You might find meaningful connection in settings like workshops or gatherings such as writing circles, expressive art workshops, improv classes, dance classes, yoga workshops, Tai Chi- these help reconnect people with their physical body as a source of emotion, intuition, and grounding—not just fitness. You might want to try mindfulness or meditation retreats, or volunteering with causes that mean something to you—shared purpose can lead to shared insight.
The goal may not be to “look” for someone—but to show up in places where the kind of people you’d want to know are showing up too.
With care, Anita[/quote]
Thank you for such a kind and validating response. You’re really good at making someone feel seen and heard, thank you 🙂
I guess I feel like the events I do are women-heavy. Sometimes I wonder or fear if I am compatible with men… it’s like we run in opposite circles socially? I feel like my interests (dancing, writing, reading, even meditating) are almost exclusively female spaces. But I really value your response. Do you think I should try to get into more masculine things to meet guys? Or is that putting energy into the wrong thing?
July 9, 2025 at 2:14 pm #447456anita
ParticipantDear Tea:
Thank you for sharing all of that—it was brave and beautifully honest. I really hear the mix of longing and confusion, and I want to start by saying: there’s nothing wrong with you. Not for wanting love. Not for wondering how or where it could happen. Not for questioning whether you’re compatible with men just because your social world leans heavily toward women.

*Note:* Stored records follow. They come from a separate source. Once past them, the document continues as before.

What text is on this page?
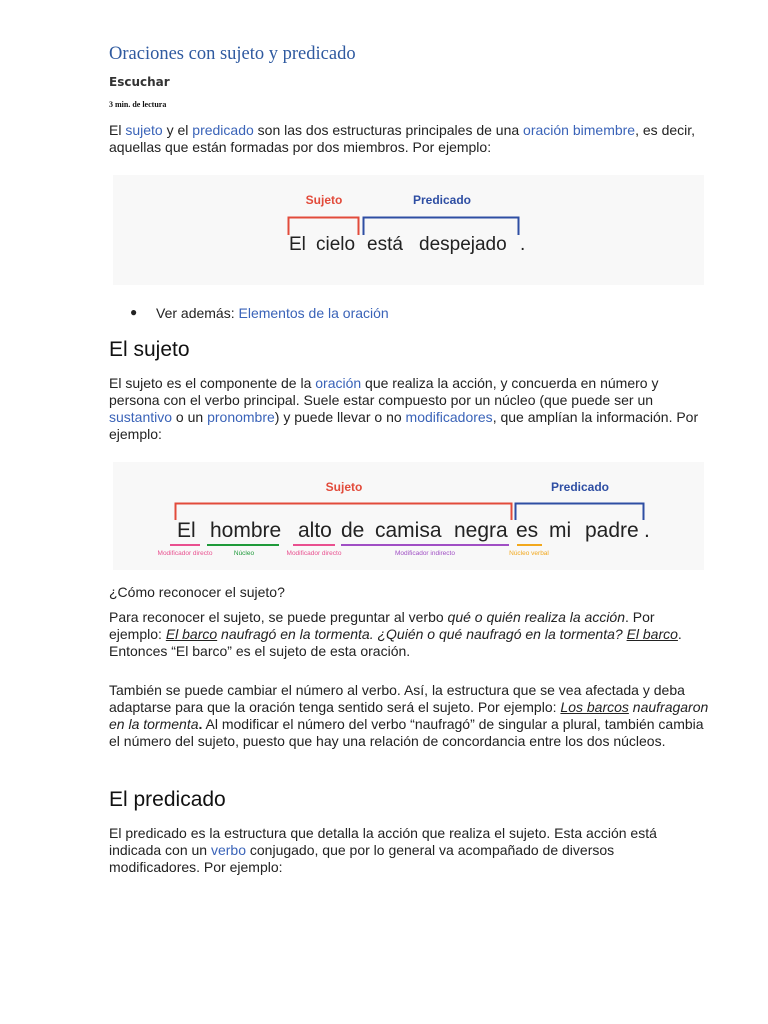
Oraciones con sujeto y predicado
Escuchar
3 min. de lectura

El sujeto y el predicado son las dos estructuras principales de una oración bimembre, es decir, aquellas que están formadas por dos miembros. Por ejemplo:

Sujeto	Predicado
El cielo está despejado .
● Ver además: Elementos de la oración
El sujeto

El sujeto es el componente de la oración que realiza la acción, y concuerda en número y persona con el verbo principal. Suele estar compuesto por un núcleo (que puede ser un sustantivo o un pronombre) y puede llevar o no modificadores, que amplían la información. Por ejemplo:

Sujeto	Predicado
El hombre alto de camisa negra es mi padre .
Modificador directo	Núcleo	Modificador directo	Modificador indirecto	Núcleo verbal

¿Cómo reconocer el sujeto?

Para reconocer el sujeto, se puede preguntar al verbo qué o quién realiza la acción. Por ejemplo: El barco naufragó en la tormenta. ¿Quién o qué naufragó en la tormenta? El barco. Entonces “El barco” es el sujeto de esta oración.

También se puede cambiar el número al verbo. Así, la estructura que se vea afectada y deba adaptarse para que la oración tenga sentido será el sujeto. Por ejemplo: Los barcos naufragaron en la tormenta. Al modificar el número del verbo “naufragó” de singular a plural, también cambia el número del sujeto, puesto que hay una relación de concordancia entre los dos núcleos.

El predicado

El predicado es la estructura que detalla la acción que realiza el sujeto. Esta acción está indicada con un verbo conjugado, que por lo general va acompañado de diversos modificadores. Por ejemplo:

You’re not incompatible with men; you’re just moving through spaces where emotional depth is more commonly found among women. That doesn’t mean it can’t exist elsewhere. It does.
You don’t need to adopt “masculine” interests unless you’re truly curious about them. Trying things like outdoor volunteering, mixed-gender workshops, or travel experiences could open new doors—but only if they feel authentic to you.
It’s not about changing who you are. It’s about placing yourself where connection has room to grow. You already carry everything love requires—depth, courage, and emotional presence.
I’m here if you want to explore next steps together.